4.4 Benefits and limitations of X-ray CT over microscope measurements

This study purposefully selected “high-quality” apatite from fast-cooled plutonic samples to quantify the base uncertainty introduced by 2-D measurements and grain shape assumptions on F_T and (U–Th) ∕ He age factors. Although we found that 3-D grain characterization techniques did not reduce intra-sample age dispersion in our samples, it is still highly probable that the 3-D approach can improve dispersion in samples with less euhedral apatite and more complicated geologic histories. Furthermore, CT scanning mineral grains for (U–Th) ∕ He chronometry has both analytical and practical benefits that go beyond grain measurement. CT provides more accurate grain volume measurements, which becomes increasingly important as grain shapes deviate from idealized forms (e.g., abraded or broken grains). CT data are able to highlight inclusions or other internal heterogeneities based on contrasts in density in the X-ray data, which may not be visible by the naked eye. Furthermore, the CT-mounting method and scanning conditions outlined in this study allow for the scanning of up to 250 grains in a single session, and potentially many more, making it cost and time effective. Different mineral phases can be scanned together, and data can be processed in a batch so that from a single scan, one can gather volume, surface area, caliper dimensions, F_T, mass, and ESR at once for several samples and phases. Furthermore, the 3-D F_T and F_T-based ESR capabilities of the Blob3D software introduced in this study make batch processing the CT data straightforward. Thus, an analyst will be able to image, characterize, and quantify hundreds of mineral grains in significantly less time than conventional microscope measuring. We anticipate that more volume-based shape measurements can and will be developed to automatically and quantitatively evaluate grains for euhedrality, rounding, broken faces, and a wealth of other potentially informative data.

CT scanning mineral grains used for (U–Th) ∕ He dating also has the benefit of removing many possible sources of user error during the grain measurement step. Unlike with microscope measurements, the orientation of the apatite grain on the CT mount does not matter, and there is no need to set a magnification or trace the dimensions of the grain by hand, reducing the potential for mistakes. CT also eliminates variability that may arise from different microscopes, lighting conditions, and imaging software, and it creates a digital archive of 3-D grain shapes, densities, and internal structures that a microscope photo cannot capture.
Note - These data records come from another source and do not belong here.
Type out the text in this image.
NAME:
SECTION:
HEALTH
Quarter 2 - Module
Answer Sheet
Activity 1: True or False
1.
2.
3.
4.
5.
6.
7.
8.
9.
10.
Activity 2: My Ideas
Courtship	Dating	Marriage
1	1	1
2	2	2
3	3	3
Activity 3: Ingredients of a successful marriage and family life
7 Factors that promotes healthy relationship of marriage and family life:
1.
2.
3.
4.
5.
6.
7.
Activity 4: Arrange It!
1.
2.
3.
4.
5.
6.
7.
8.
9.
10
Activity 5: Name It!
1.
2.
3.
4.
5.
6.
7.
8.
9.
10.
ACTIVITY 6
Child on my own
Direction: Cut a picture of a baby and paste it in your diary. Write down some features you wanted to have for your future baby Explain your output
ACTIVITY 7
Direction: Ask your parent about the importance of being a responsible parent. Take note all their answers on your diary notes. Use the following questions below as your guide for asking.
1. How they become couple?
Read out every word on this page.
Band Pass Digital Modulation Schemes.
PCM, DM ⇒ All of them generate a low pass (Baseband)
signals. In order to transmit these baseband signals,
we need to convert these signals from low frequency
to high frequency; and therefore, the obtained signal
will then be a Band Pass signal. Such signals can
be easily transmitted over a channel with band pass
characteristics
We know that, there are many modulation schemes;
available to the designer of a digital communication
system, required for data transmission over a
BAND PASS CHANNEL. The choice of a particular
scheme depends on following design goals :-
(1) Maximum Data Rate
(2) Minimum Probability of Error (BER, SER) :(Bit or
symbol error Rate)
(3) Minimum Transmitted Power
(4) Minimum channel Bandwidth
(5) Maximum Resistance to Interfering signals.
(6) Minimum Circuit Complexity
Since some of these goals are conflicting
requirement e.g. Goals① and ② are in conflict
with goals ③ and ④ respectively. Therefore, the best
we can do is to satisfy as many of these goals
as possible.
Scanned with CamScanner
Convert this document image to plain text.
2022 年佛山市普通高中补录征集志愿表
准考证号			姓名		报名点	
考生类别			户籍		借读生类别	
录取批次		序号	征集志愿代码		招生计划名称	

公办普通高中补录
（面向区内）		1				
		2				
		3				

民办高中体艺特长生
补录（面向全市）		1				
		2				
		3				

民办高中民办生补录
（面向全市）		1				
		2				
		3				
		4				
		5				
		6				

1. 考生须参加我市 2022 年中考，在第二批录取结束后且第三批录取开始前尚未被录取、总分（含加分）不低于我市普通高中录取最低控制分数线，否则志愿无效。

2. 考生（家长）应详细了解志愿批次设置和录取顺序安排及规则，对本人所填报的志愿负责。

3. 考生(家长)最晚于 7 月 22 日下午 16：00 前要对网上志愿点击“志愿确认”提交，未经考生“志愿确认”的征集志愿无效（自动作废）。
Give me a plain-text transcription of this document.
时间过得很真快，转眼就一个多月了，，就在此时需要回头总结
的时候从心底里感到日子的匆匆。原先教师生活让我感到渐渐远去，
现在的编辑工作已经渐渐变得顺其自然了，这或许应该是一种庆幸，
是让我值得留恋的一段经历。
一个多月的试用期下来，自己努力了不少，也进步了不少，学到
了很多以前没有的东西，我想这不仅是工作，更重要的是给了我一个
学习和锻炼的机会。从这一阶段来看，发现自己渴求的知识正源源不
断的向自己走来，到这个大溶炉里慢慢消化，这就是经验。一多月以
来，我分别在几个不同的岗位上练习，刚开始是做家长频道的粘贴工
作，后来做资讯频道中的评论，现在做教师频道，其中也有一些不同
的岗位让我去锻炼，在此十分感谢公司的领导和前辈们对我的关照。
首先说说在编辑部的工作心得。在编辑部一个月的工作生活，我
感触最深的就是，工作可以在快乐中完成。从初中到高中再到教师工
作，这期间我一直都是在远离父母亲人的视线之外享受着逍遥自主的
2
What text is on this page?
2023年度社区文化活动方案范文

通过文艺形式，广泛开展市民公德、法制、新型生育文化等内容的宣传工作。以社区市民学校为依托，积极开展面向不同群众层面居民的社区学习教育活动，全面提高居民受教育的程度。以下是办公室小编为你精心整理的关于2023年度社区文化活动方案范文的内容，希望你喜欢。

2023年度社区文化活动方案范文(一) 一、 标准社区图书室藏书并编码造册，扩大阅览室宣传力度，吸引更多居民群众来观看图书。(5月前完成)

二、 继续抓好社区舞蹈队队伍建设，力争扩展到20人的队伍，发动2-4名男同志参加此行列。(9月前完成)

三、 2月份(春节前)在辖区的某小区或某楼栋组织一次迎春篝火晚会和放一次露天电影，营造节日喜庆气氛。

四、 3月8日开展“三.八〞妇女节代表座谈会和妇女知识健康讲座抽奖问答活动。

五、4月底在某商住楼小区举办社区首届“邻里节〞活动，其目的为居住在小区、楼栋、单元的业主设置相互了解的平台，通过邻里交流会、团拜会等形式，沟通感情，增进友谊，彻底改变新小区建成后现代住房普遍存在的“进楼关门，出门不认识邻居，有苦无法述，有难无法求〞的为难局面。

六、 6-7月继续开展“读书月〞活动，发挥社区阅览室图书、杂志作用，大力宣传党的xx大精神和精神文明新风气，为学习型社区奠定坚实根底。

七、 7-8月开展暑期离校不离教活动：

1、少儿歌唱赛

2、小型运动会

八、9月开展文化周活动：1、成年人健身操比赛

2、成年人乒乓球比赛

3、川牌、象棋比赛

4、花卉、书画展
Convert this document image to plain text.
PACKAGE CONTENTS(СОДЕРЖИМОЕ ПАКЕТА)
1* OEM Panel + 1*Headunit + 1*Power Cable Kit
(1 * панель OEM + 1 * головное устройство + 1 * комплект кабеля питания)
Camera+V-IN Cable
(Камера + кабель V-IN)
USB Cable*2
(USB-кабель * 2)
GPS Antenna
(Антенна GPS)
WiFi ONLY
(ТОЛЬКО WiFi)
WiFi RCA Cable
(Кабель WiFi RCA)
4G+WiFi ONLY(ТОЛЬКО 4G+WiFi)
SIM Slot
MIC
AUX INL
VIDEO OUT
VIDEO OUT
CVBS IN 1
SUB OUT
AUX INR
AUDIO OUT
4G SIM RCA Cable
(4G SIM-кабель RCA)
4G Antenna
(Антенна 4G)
The one required user input to our method is specifying the threshold CT number for grain measurement, for which we recommend using the midpoint value between the mineral and the surrounding medium (e.g., air, epoxy). When scan resolution is low in terms of both voxel size and sharpness, additional care is required; if edge blurring approaches the center of a grain, an alternative thresholding or segmentation procedure may be necessary to obtain accurate volumes (Ketcham and Mote, 2019). We thus do not recommend pushing resolution limits too far; voxel sizes generally should not exceed 1∕8 to 1∕10 of the shortest dimension of a grain. CT measurement accuracy also requires that the scans be as free as possible from artifacts that cause local changes in CT numbers, such as beam hardening, photon starvation, or rings. We further note that software artifact corrections can sometimes introduce secondary artifacts that may be harder to recognize but still affect calculations (Ketcham and Carlson, 2001), so care is required in the scanning process.

The main limitation of using CT is access to the instrumentation and cost for sample analysis. However, CT scanners are becoming more common as desktop instruments in earth science departments, and many universities have imaging facilities that include micro-CT. As CT instruments continue to proliferate and costs continue to fall, we anticipate that measuring, screening, and documenting grains used for thermogeochronology will become a widely used practice.